Sampai di depan ruang kepala sekolah, Pak Agus sedang sibuk di depan laptop. Bang Rivan memberanikan diri mengetuk pintu, “Assalamu’alaikum, maaf Pak bolehkah saya diskusi dengan Bapak sebentar? Tapi sebelumnya saya minta maaf karena sudah mengganggu Bapak yang sedang bekerja.”

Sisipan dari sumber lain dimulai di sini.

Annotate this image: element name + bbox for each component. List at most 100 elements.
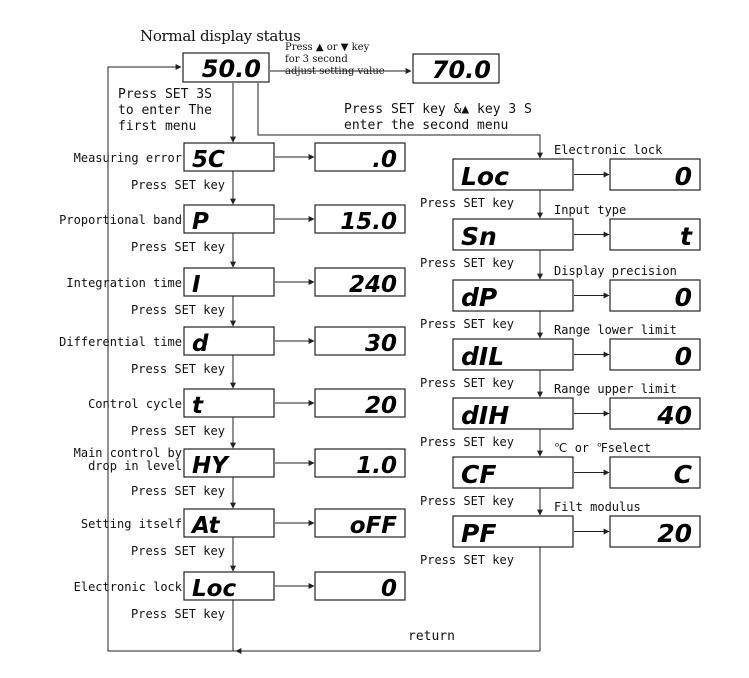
first-menu-code-3-text: d [192,331,209,357]
second-menu-value-6-frame [609,515,701,548]
press-set-key-label: Press SET key [420,256,514,270]
second-menu-value-4-frame [609,397,701,430]
first-menu-code-2-text: I [192,272,201,298]
press-set-key-label: Press SET key [420,376,514,390]
second-menu-value-0-frame [609,158,701,191]
adjust-hint-line: adjust setting value [285,66,385,77]
first-menu-code-4-text: t [192,393,204,419]
press-set-key-label: Press SET key [420,196,514,210]
second-menu-value-4-text: 40 [656,401,692,430]
first-menu-code-2-frame [183,267,275,297]
second-menu-label: ℃ or ℉select [554,441,651,455]
second-menu-value-3-text: 0 [675,342,692,371]
first-menu-hint-line: to enter The [118,103,212,118]
first-menu-code-7-frame [183,571,275,601]
second-menu-value-2-frame [609,279,701,312]
second-menu-code-1-text: Sn [461,222,497,251]
press-set-key-label: Press SET key [420,494,514,508]
first-menu-label: Integration time [66,276,182,290]
second-menu-code-2-frame [452,279,574,312]
second-menu-code-3-frame [452,338,574,371]
first-menu-value-6-text: oFF [350,513,398,539]
first-menu-code-6-frame [183,508,275,538]
second-menu-label: Range upper limit [554,382,677,396]
press-set-key-label: Press SET key [131,240,225,254]
first-menu-label: Main control by [74,446,182,460]
press-set-key-label: Press SET key [131,544,225,558]
first-menu-label: Setting itself [81,517,182,531]
first-menu-code-1-text: P [192,209,209,235]
second-menu-code-4-frame [452,397,574,430]
first-menu-code-3-frame [183,326,275,356]
first-menu-code-0-frame [183,142,275,172]
second-menu-code-6-frame [452,515,574,548]
first-menu-value-1-frame [314,204,406,234]
second-menu-value-2-text: 0 [675,283,692,312]
first-menu-value-5-text: 1.0 [356,453,397,479]
second-menu-hint-line: enter the second menu [344,118,508,133]
press-set-key-label: Press SET key [131,303,225,317]
arrow-enter-second-menu [257,83,543,159]
title-normal-display: Normal display status [140,27,301,45]
first-menu-hint-line: Press SET 3S [118,87,212,102]
press-set-key-label: Press SET key [420,317,514,331]
second-menu-code-0-text: Loc [461,162,509,191]
return-label: return [408,629,455,644]
first-menu-value-0-text: .0 [372,147,397,173]
first-menu-label: Electronic lock [74,580,183,594]
press-set-key-label: Press SET key [420,435,514,449]
second-menu-label: Electronic lock [554,143,663,157]
first-menu-code-6-text: At [190,513,221,539]
second-menu-code-2-text: dP [461,283,497,312]
first-menu-value-2-frame [314,267,406,297]
second-menu-code-3-text: dIL [461,342,504,371]
adjust-hint-line: Press ▲ or ▼ key [285,42,370,53]
first-menu-value-4-frame [314,388,406,418]
second-menu-value-5-frame [609,456,701,489]
second-menu-value-1-frame [609,218,701,251]
main-display-text: 50.0 [202,55,261,83]
first-menu-value-6-frame [314,508,406,538]
second-menu-code-0-frame [452,158,574,191]
second-menu-label: Range lower limit [554,323,677,337]
first-menu-value-5-frame [314,448,406,478]
second-menu-code-6-text: PF [461,519,496,548]
adjusted-display-frame [412,53,500,84]
first-menu-label: Differential time [59,335,182,349]
second-menu-code-4-text: dIH [461,401,509,430]
first-menu-code-1-frame [183,204,275,234]
first-menu-value-1-text: 15.0 [340,209,397,235]
press-set-key-label: Press SET key [131,607,225,621]
second-menu-label: Display precision [554,264,677,278]
second-menu-label: Input type [554,203,626,217]
press-set-key-label: Press SET key [131,362,225,376]
press-set-key-label: Press SET key [131,424,225,438]
second-menu-value-6-text: 20 [657,519,692,548]
second-menu-code-5-text: CF [461,460,496,489]
arrow-return-loop [107,64,236,652]
second-menu-label: Filt modulus [554,500,641,514]
adjust-hint-line: for 3 second [285,54,348,65]
first-menu-label: Proportional band [59,213,182,227]
second-menu-code-5-frame [452,456,574,489]
first-menu-label: Measuring error [74,151,182,165]
first-menu-value-7-text: 0 [381,576,397,602]
adjusted-display-text: 70.0 [432,56,491,84]
first-menu-code-4-frame [183,388,275,418]
second-menu-code-1-frame [452,218,574,251]
second-menu-hint-line: Press SET key &▲ key 3 S [344,102,532,117]
second-menu-value-5-text: C [674,460,693,489]
first-menu-code-5-frame [183,448,275,478]
second-menu-value-1-text: t [680,222,693,251]
first-menu-value-7-frame [314,571,406,601]
first-menu-value-3-text: 30 [365,331,397,357]
press-set-key-label: Press SET key [131,484,225,498]
first-menu-value-3-frame [314,326,406,356]
first-menu-value-4-text: 20 [365,393,397,419]
main-display-frame [182,52,270,83]
first-menu-code-5-text: HY [192,453,230,479]
press-set-key-label: Press SET key [131,178,225,192]
second-menu-value-0-text: 0 [675,162,692,191]
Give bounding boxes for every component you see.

“Silahkan masuk, ada apa Rivan?”
“Begini Pak, mengenai surat tanpa nama tadi. Kami minta maaf atas kejadian ini. Bagaimanapun juga niat kami sebenarnya baik Pak, tetapi kami masih harus belajar lagi adabnya orang yang memberikan masukan. Kami sadar bahwa tindakan kami kurang baik sehingga kami mau meluruskan masalah ini.”
“Terima kasih atas masukan kalian. Besok lagi yang kami harapkan adalah adanya diskusi atau musyawarah untuk mencari solusi terbaik. Sebenarnya kami juga tidak ingin menjadikan kalian seperti robot yang bisa digerakkan sesuka hati kami. Faktanya yang ada sekarang itu kemandirian kalian masih perlu banyak dilatih. Saya sendiri lebih senang jika memberikan masukan lewat tulisan tetap diberi nama sebagai bentuk pertanggungjawaban kita atas masukan yang kita berikan ke orang lain. Semoga kalian bisa belajar dari kejadian yang pernah kalian alami.”
“Iya, Pak. Terima kasih atas nasihat Bapak. Nanti akan saya sampaikan ke semua siswa.”
Sejak kejadian itu, kami belajar tentang prinsip-prinsip demokrasi, musyawarah mufakat dan harus berlatih bertanggung jawab. Yang namanya belajar pasti butuh proses. Harapannya apa yang kami pelajari di sini akan selamanya kami bawa hingga kami menjadi bagian dari masyarakat umum.
Alhamdulillah, satu bulan kemudian jam belajar formal sore setelah Ashar diganti dengan waktu khusus untuk kegiatan pengembangan potensi diri. Setiap siswa diwajibkan mengikuti kegiatan ektrakurikluler sesuai minat dan bakat masing-masing. Ada ekskul tari saman, kaligrafi, elektronika, menjahit, bina rangkai, karya tulis ilmiah. Kelompok bimbingan olimpiade sains juga dibentuk dan dilaksanakan seminggu sekali. Kami senang ada kegiatan yang lebih bervariasi dibandingkan tahun-tahun sebelumnya.